Martin O’Neill at Nottingham Forest: an appointment based on hope or evidence?
The club legend is replacing Aitor Karanka in the City Ground dugout – but is this really the hiring they need to stop the rot?
When Martin O’Neill is confirmed as the new Nottingham Forest manager this week, his will be the 20th permanent appointment since his old mentor Brian Clough sadly shuffled into retirement in 1993.
Seven of those 20 were former players at the City Ground. For some that description only loosely applies: Gary Megson spent five months there in 1984 but didn’t make a league start, sold to Newcastle partly – so the story goes – because Clough was unimpressed with his habit of vomiting before games.
Others had a rather stronger connection, like Stuart Pearce, but O’Neill will be the second member (after Frank Clark) of that glorious side which went from Second Division no-marks to double European Champions in the 1970s to take the job.
History boys
Forest revel in their past more than most clubs.
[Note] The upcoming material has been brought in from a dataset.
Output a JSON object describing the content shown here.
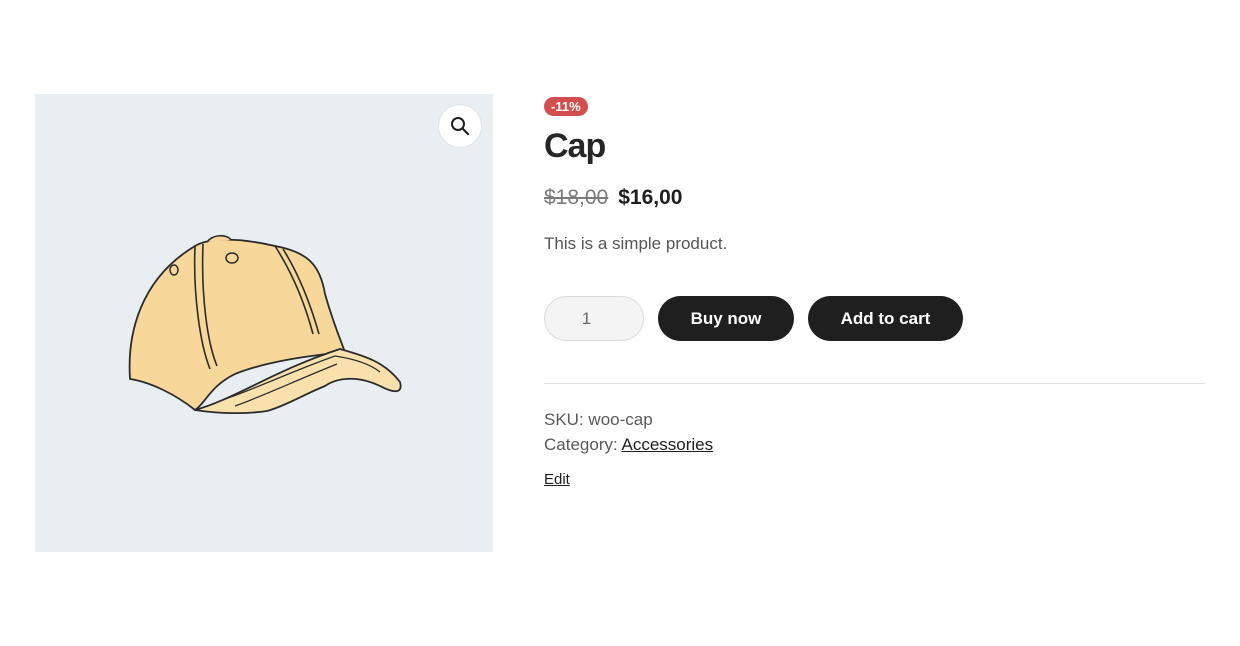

For their fans, this isn’t necessarily a bad thing: when the present is 20 years outside the top flight with a transient squad from which the best homegrown youngsters are routinely plucked, why not enjoy a spot of nostalgia?
But those seven returning former players give the impression that this is a club unable to avert focus towards its history. Joe Kinnear, a Forest manager who it's safe to say wasn’t raised in the Cloughian ideal, would complain about the pictures of when they used to win things that adorned various walls around the City Ground.
For some, history can be suffocating. Appointing O’Neill, a huge part of that history, is either an admission that it’s inescapable so you might as well get someone who understands it, or simply serves as emphasis that this is a backwards-looking choice.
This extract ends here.